MIT and Harvard researchers have highlighted the divergence between human expectations of AI system capabilities and their actual performance, particularly in large language models (LLMs). The inconsistent ability of AI to match human expectations could potentially erode public trust, thereby obstructing the broad adoption of AI technology. This issue, the researchers emphasized, escalates the risk in important areas like self-driving cars and healthcare diagnoses.
Evaluating LLMs remains challenging due to their extensive relevance across miscellaneous tasks such as drafting emails and assisting in medical diagnoses. The creation of a comprehensive benchmark dataset for testing every possible question that might be asked is deemed unfeasible. The key challenge lies in understanding how humans develop beliefs about the capabilities of LLMs and how these beliefs impact the decision to deploy the models in particular tasks.
Contemporary methods of assessing LLMs depend on benchmarking their performance across a wide variety of tasks. However, these methods fall short in capturing the human element that influences deployment decisions. As a solution, the researchers proposed a new framework that evaluates LLMs depending on their compatibility with human beliefs about the LLMs’ performance capabilities. This innovative framework introduces a human generalization function that analyzes how people modify their beliefs about an LLM’s capabilities after interacting with it, recognizing that any misalignment may cause overconfidence or underconfidence in deploying these models.
The human generalization function is responsible for observing how people form beliefs about an individual’s or an LLM’s capabilities based on their responses to certain questions. In order to measure this generalization, the researcher devised a survey where the participants were shown questions that an individual or LLM either correctly or wrongly answered. Based on their responses, the participants were asked to predict if the person or LLM could answer a related question correctly. The survey generated almost 19,000 instances over 79 tasks, thereby highlighting the way humans generalize about LLM performance. Interestingly, more simplistic models occasionally outdid more complex ones, such as the GPT-4 in scenarios where a higher weightage was placed on incorrect responses.

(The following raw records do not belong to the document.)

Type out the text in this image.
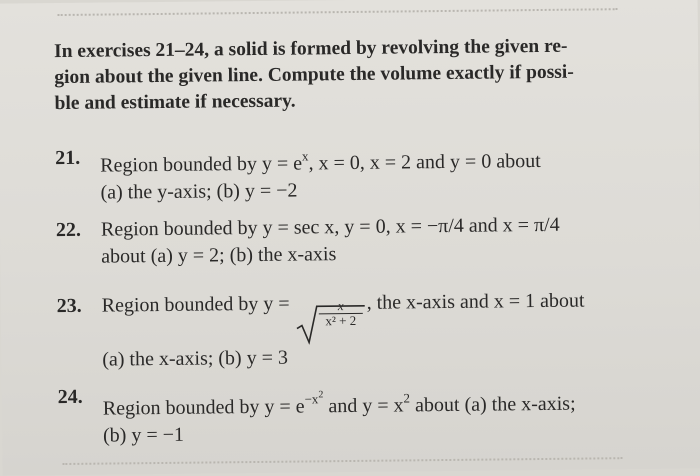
In exercises 21–24, a solid is formed by revolving the given re-
gion about the given line. Compute the volume exactly if possi-
ble and estimate if necessary.
21. Region bounded by $y = e^x$, x = 0, x = 2 and y = 0 about
(a) the y-axis; (b) y = −2
22. Region bounded by y = sec x, y = 0, x = −π/4 and x = π/4
about (a) y = 2; (b) the x-axis
23. Region bounded by $y = \frac{x}{\text{x² + 2}}$ , the x-axis and x = 1 about
(a) the x-axis; (b) y = 3
24. Region bounded by $y = e^{-x^2}$ and $y = x^2$ about (a) the x-axis;
(b) y = −1
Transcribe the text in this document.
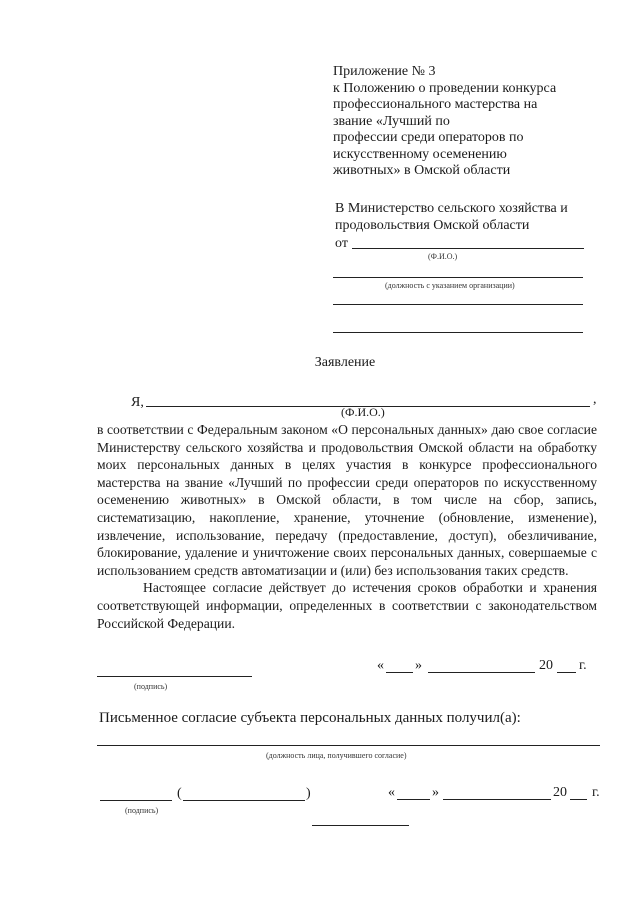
Приложение № 3
к Положению о проведении конкурса
профессионального мастерства на
звание «Лучший по
профессии среди операторов по
искусственному осеменению
животных» в Омской области
В Министерство сельского хозяйства и
продовольствия Омской области
от
(Ф.И.О.)
(должность с указанием организации)
Заявление
Я,	,
(Ф.И.О.)

в соответствии с Федеральным законом «О персональных данных» даю свое согласие Министерству сельского хозяйства и продовольствия Омской области на обработку моих персональных данных в целях участия в конкурсе профессионального мастерства на звание «Лучший по профессии среди операторов по искусственному осеменению животных» в Омской области, в том числе на сбор, запись, систематизацию, накопление, хранение, уточнение (обновление, изменение), извлечение, использование, передачу (предоставление, доступ), обезличивание, блокирование, удаление и уничтожение своих персональных данных, совершаемые с использованием средств автоматизации и (или) без использования таких средств.

Настоящее согласие действует до истечения сроков обработки и хранения соответствующей информации, определенных в соответствии с законодательством Российской Федерации.

(подпись)
« »	20 г.
Письменное согласие субъекта персональных данных получил(а):
(должность лица, получившего согласие)
(	)
(подпись)
«	»	20 г.
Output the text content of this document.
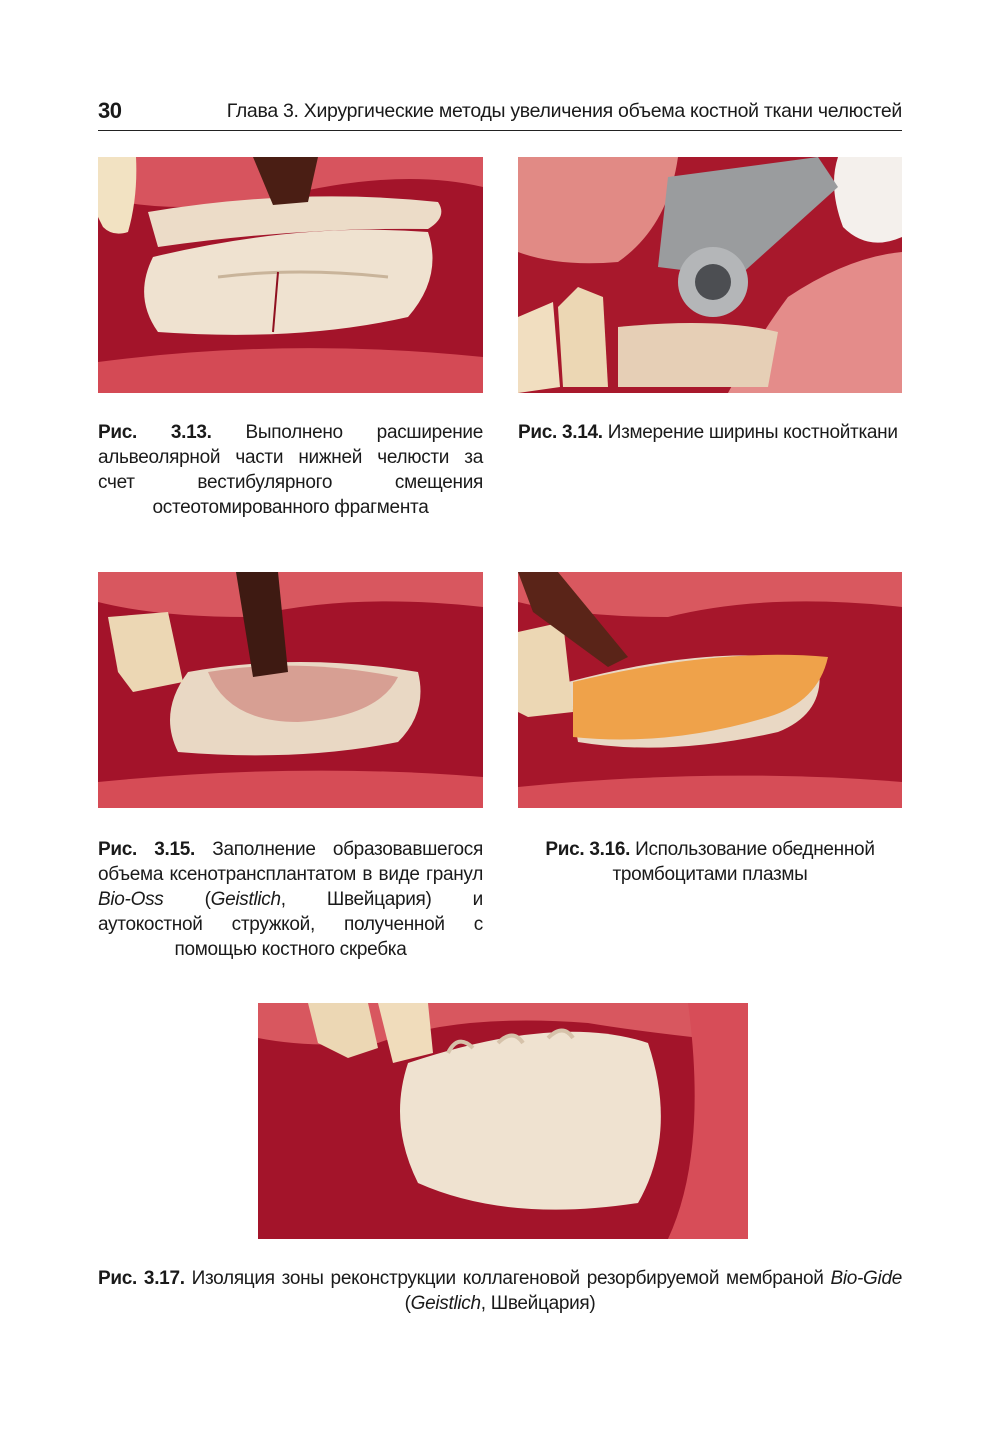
30	Глава 3. Хирургические методы увеличения объема костной ткани челюстей
Рис. 3.13. Выполнено расширение альвеолярной части нижней челюсти за счет вестибулярного смещения остеотомированного фрагмента
Рис. 3.14. Измерение ширины костнойткани
Рис. 3.15. Заполнение образовавшегося объема ксенотрансплантатом в виде гранул Bio-Oss (Geistlich, Швейцария) и аутокостной стружкой, полученной с помощью костного скребка
Рис. 3.16. Использование обедненной тромбоцитами плазмы
Рис. 3.17. Изоляция зоны реконструкции коллагеновой резорбируемой мембраной Bio-Gide (Geistlich, Швейцария)
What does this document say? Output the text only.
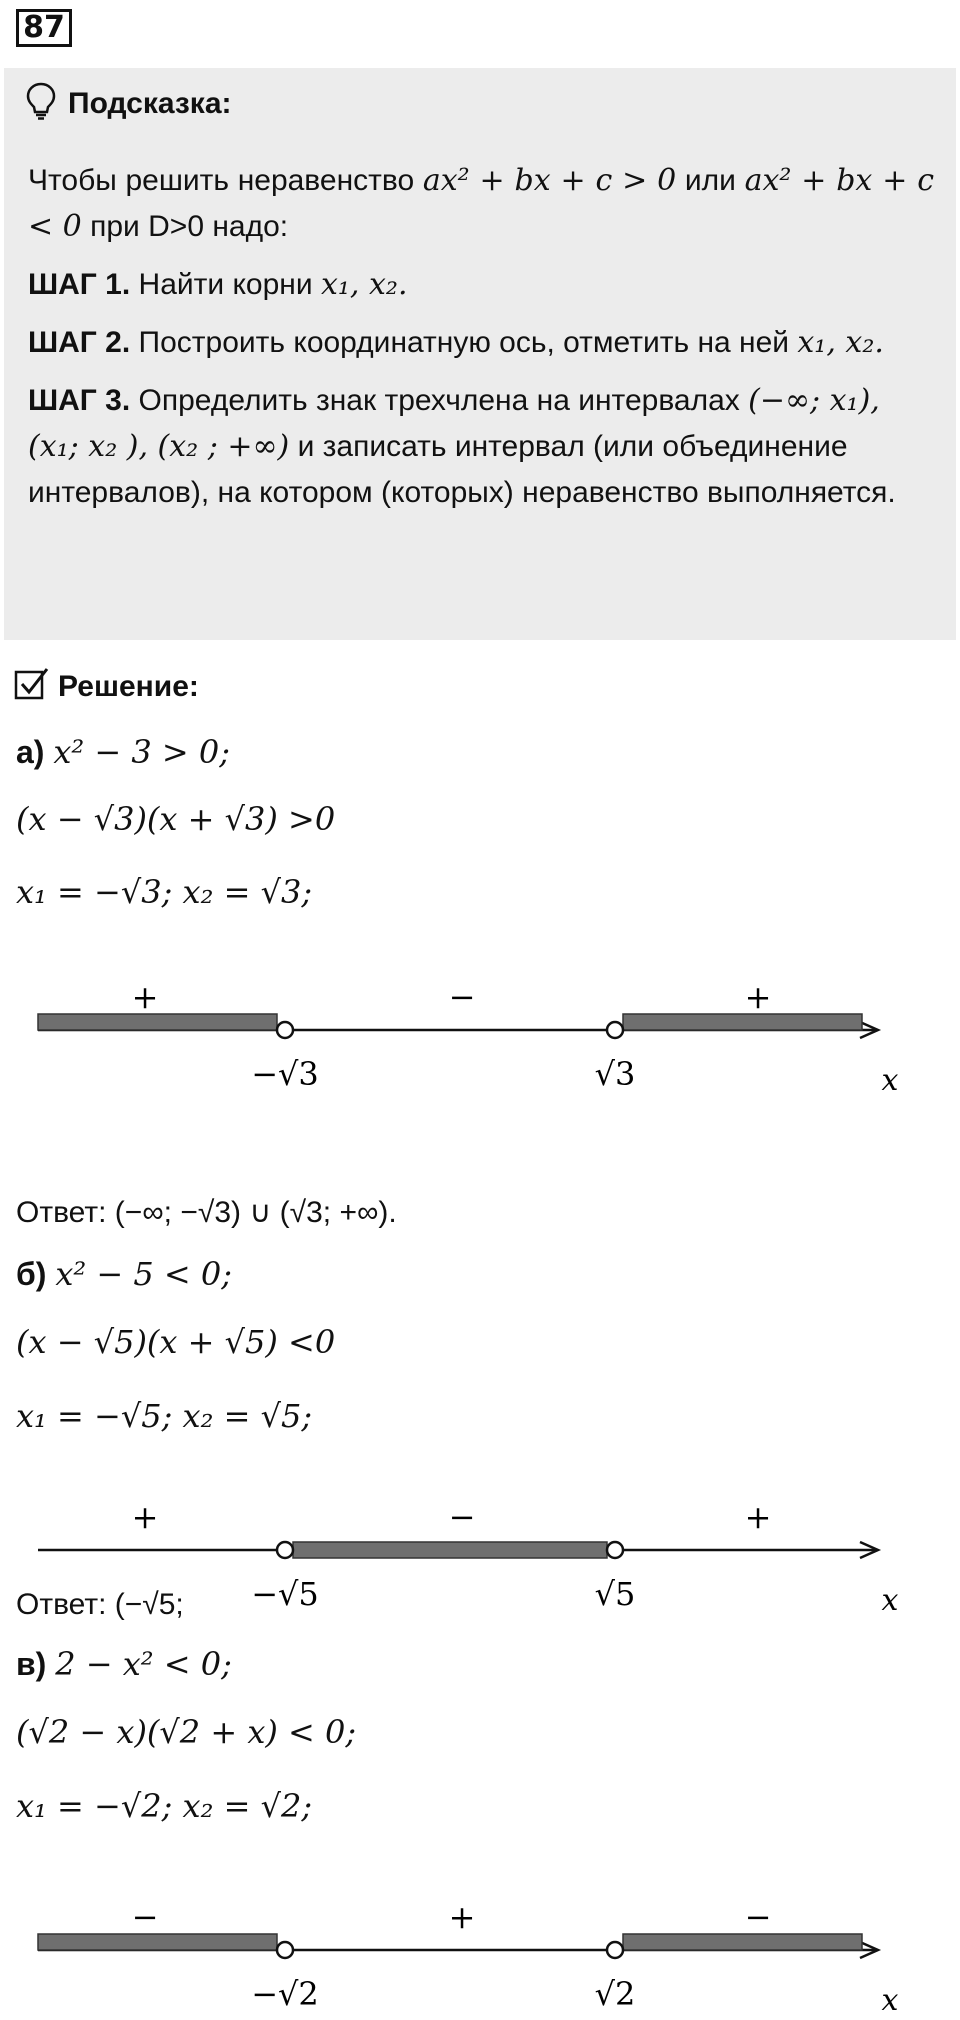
87
Подсказка:

Чтобы решить неравенство ax² + bx + c > 0 или ax² + bx + c < 0 при D>0 надо:

ШАГ 1. Найти корни x₁, x₂.

ШАГ 2. Построить координатную ось, отметить на ней x₁, x₂.

ШАГ 3. Определить знак трехчлена на интервалах (−∞; x₁), (x₁; x₂ ), (x₂ ; +∞) и записать интервал (или объединение интервалов), на котором (которых) неравенство выполняется.

Решение:
а) x² − 3 > 0;
(x − √3)(x + √3) >0
x₁ = −√3; x₂ = √3;
+	−	+
−√3	√3	x
Ответ: (−∞; −√3) ∪ (√3; +∞).
б) x² − 5 < 0;
(x − √5)(x + √5) <0
x₁ = −√5; x₂ = √5;
+	−	+
−√5	√5	x
Ответ: (−√5;
в) 2 − x² < 0;
(√2 − x)(√2 + x) < 0;
x₁ = −√2; x₂ = √2;
−	+	−
−√2	√2	x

In conclusion, the research concentrated on the disparity between human expectations and the capabilities of LLMs that could possibly cause failure in high-stake situations. The human generalization function offered a fresh framework to measure this alignment, thereby stressing the importance of improving understanding and integrating human generalization into the development and evaluation process of LLMs. The proposed framework incorporates human factors for deploying general-purpose LLMs in an attempt to enhance real-world performance and user trust.
This research underscores the influence of human beliefs in the performance of the AI models, establishing a significant link between the two that could guide how an LLM gets deployed. This provides valuable insights on how human beliefs could help in effective utilization and improved performance of AI systems.